LCM: Locally Constrained Compact Point Cloud Model for Masked Point Modeling

Authors: Yaohua Zha, Naiqi Li, Yanzi Wang, Tao Dai, Hang Guo, Bin Chen, Zhi Wang, Zhihao Ouyang, Shu-Tao Xia

NeurIPS 2024 | Conference PDF | Archive PDF | Plain Text | LLM Run Details

Reproducibility Variable Result LLM Response
Research Type Experimental Extensive experimental results show that our compact model significantly surpasses existing Transformer-based models in both performance and efficiency, especially our LCMbased Point-MAE model, compared to the Transformer-based model, achieved an improvement of 1.84%, 0.67%, and 0.60% in average accuracy on the three variants of Scan Object NN while reducing parameters by 88% and computation by 73%.
Researcher Affiliation Collaboration 1Tsinghua Shenzhen International Graduate School, Tsinghua University 2Institute of Visual Intelligence, Pengcheng Laboratory 3College of Computer Science and Software Engineering, Shenzhen University 4Harbin Institute of Technology, Shenzhen 5Bytedance Inc.
Pseudocode No The paper describes methods through figures and textual explanations but does not include formal pseudocode or algorithm blocks.
Open Source Code Yes Code is available at https://github.com/zyh16143998882/LCM.
Open Datasets Yes We pre-training our LCM using five different pretraining strategies: Point-BERT [60], Mask Point [28], Point-MAE [37], Point-M2AE [65], and ACT [8]. For a fire comparison, we use Shape Net [3] as our pre-training dataset, encompassing over 50,000 distinct 3D models spanning 55 prevalent object categories. We initially assess the overall classification accuracy of our pre-trained models on both real-scanned (Scan Object NN [44]) and synthetic (Model Net40 [57]) datasets.

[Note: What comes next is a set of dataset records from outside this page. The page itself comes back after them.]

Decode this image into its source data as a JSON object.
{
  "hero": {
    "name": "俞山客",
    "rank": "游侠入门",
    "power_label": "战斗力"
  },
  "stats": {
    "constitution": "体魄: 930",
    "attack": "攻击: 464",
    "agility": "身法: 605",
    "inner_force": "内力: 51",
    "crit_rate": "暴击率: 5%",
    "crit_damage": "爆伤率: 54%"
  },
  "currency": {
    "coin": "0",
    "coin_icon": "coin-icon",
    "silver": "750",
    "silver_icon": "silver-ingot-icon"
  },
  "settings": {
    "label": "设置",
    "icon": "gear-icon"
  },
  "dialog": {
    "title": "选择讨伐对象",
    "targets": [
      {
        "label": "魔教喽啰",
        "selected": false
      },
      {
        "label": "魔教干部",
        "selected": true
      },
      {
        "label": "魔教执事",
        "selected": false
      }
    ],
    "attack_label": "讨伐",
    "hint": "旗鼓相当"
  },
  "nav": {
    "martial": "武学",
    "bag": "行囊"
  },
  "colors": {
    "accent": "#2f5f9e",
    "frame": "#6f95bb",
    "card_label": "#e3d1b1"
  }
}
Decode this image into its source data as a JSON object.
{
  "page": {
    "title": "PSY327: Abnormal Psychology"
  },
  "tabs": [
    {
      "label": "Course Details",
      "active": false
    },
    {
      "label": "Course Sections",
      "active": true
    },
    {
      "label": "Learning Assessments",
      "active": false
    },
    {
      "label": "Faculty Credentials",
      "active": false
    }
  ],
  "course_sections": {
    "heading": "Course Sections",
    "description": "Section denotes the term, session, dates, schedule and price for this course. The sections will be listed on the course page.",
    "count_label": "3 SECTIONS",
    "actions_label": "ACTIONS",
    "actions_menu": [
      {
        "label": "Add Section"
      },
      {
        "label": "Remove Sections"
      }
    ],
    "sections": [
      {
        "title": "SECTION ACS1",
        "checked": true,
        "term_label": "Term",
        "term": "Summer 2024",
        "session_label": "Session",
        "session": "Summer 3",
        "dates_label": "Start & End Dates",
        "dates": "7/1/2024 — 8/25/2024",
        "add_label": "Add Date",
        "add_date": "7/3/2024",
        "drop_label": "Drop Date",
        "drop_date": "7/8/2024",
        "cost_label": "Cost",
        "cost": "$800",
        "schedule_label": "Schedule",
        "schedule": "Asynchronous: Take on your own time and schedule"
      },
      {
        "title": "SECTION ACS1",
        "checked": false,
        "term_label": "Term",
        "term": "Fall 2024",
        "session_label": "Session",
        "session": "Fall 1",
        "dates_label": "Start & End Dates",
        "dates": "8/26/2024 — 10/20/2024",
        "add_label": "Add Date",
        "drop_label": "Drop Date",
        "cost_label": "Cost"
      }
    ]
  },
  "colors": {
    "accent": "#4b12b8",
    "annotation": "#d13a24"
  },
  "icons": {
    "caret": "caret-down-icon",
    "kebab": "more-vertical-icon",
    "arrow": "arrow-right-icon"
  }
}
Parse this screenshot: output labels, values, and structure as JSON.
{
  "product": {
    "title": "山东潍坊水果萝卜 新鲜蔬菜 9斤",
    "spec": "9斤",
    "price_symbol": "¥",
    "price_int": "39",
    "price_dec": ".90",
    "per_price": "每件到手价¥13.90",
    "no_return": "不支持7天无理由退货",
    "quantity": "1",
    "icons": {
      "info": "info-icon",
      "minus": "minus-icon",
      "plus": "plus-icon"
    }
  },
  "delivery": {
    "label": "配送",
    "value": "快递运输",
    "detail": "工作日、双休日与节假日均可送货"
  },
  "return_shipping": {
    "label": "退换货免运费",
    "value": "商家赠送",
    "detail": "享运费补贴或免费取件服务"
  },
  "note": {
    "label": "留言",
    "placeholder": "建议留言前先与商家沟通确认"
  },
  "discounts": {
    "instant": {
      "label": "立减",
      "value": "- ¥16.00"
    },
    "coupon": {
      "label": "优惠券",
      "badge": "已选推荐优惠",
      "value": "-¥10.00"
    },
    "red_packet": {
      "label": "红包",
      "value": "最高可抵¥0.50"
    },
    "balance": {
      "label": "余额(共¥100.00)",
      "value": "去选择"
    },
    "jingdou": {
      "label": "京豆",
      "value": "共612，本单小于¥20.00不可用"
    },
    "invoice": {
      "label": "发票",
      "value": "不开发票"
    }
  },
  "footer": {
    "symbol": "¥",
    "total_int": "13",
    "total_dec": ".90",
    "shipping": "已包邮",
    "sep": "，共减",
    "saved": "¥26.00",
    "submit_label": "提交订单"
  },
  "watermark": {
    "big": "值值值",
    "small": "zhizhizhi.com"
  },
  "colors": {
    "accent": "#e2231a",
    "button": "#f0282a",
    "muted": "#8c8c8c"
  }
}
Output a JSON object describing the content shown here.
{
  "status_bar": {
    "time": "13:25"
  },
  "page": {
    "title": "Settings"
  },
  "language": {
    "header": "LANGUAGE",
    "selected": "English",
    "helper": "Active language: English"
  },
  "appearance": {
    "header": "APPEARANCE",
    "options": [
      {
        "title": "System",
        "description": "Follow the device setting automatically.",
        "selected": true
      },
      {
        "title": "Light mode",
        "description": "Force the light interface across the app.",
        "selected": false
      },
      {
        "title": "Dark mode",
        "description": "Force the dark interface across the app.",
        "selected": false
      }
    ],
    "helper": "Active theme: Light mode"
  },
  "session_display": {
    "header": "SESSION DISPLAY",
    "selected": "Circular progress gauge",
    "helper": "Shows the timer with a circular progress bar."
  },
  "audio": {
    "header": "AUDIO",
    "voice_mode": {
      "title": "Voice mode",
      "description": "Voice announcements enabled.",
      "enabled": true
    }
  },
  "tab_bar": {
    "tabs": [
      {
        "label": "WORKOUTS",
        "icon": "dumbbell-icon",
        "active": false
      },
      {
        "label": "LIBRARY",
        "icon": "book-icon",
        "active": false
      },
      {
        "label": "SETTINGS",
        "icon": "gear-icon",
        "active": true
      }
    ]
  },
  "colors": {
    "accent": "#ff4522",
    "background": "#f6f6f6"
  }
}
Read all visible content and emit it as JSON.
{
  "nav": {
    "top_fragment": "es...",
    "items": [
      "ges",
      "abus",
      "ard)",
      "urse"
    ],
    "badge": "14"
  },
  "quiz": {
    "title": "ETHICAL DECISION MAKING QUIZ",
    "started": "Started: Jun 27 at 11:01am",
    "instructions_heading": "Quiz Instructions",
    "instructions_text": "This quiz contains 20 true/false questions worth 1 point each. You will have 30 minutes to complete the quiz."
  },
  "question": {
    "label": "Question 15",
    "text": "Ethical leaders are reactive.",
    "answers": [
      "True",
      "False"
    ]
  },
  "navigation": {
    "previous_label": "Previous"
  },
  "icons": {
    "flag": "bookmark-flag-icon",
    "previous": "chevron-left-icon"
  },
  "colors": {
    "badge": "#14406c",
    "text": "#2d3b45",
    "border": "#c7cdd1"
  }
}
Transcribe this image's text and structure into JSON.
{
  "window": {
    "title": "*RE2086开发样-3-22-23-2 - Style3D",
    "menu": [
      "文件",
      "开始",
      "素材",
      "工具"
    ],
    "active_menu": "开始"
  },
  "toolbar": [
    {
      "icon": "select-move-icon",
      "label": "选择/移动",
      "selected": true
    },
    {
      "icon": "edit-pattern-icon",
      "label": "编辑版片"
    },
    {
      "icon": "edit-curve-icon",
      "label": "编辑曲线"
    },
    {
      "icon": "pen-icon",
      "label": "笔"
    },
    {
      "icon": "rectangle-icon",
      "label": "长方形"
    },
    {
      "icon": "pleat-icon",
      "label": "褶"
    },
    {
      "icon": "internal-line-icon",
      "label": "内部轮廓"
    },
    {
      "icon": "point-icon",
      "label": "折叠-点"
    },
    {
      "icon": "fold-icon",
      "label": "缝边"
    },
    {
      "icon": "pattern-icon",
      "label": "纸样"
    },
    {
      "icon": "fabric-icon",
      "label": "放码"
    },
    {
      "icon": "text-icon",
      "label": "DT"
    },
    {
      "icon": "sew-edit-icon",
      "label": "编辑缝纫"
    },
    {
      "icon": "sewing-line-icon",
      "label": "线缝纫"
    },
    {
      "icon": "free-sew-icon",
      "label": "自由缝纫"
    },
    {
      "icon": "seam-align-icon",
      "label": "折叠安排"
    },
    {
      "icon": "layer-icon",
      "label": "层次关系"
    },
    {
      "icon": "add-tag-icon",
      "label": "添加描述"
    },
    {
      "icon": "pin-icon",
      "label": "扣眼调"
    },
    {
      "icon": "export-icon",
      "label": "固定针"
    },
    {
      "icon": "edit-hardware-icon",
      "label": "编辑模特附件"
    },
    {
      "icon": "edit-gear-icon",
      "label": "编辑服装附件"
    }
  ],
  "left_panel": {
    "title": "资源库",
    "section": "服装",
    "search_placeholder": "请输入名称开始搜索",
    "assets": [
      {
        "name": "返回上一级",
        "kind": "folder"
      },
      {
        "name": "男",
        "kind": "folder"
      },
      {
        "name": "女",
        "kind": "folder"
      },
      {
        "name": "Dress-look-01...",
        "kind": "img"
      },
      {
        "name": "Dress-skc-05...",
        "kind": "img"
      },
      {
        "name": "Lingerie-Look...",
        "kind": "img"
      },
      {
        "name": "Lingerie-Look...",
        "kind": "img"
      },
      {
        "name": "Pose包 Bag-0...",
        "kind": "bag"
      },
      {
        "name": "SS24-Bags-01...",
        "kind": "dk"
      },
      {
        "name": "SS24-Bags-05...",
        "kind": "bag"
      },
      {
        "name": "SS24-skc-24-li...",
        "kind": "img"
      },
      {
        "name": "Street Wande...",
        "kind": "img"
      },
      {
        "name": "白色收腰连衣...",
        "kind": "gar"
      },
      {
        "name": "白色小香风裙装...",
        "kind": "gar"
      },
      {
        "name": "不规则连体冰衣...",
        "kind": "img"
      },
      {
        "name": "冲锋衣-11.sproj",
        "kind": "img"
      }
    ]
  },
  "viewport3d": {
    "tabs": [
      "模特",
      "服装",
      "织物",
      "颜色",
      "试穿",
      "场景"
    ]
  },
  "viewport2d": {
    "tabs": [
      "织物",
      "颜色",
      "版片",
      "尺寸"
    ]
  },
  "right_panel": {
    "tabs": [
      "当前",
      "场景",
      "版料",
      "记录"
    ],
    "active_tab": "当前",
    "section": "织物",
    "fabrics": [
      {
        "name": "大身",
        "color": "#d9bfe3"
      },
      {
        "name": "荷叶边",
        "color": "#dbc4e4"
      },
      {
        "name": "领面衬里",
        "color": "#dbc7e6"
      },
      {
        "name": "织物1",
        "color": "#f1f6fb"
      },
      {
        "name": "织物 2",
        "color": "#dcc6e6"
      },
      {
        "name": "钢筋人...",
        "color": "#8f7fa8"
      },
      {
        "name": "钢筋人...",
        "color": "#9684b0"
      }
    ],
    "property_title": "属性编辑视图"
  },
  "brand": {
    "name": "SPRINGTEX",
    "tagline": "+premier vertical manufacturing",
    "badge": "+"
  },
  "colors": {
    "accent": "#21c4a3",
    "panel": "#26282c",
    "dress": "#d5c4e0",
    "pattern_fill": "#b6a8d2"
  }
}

We further assess the object detection performance of our pre-trained model on the more challenging scene-level point cloud dataset, Scan Net V2 [6]
Dataset Splits No The paper mentions training and testing but does not explicitly provide the specific train/validation/test dataset splits (percentages or counts) or reference predefined splits with sufficient detail for reproduction in the main text.
Hardware Specification Yes Due to the surprisingly lightweight and efficient of our LCM model, we were able to complete the pre-training tasks using just a single 24GB NVIDIA Ge Force RTX 3090 GPU. For downstream classification and segmentation tasks, we used a single RTX 3090 GPU for each. For detection tasks, to accelerate training, we utilized four parallel RTX 3090 GPUs.
Software Dependencies No The paper does not explicitly state specific software dependencies with version numbers (e.g., Python, PyTorch, or CUDA versions) required for replication.
Experiment Setup No The paper states that hyperparameter settings were adopted from previous methods (e.g., 'we used the same settings as previous methods'), and mentions some data augmentation and baseline replacement, but it does not explicitly list specific hyperparameter values (e.g., learning rate, batch size, epochs) or detailed training schedules within the main text.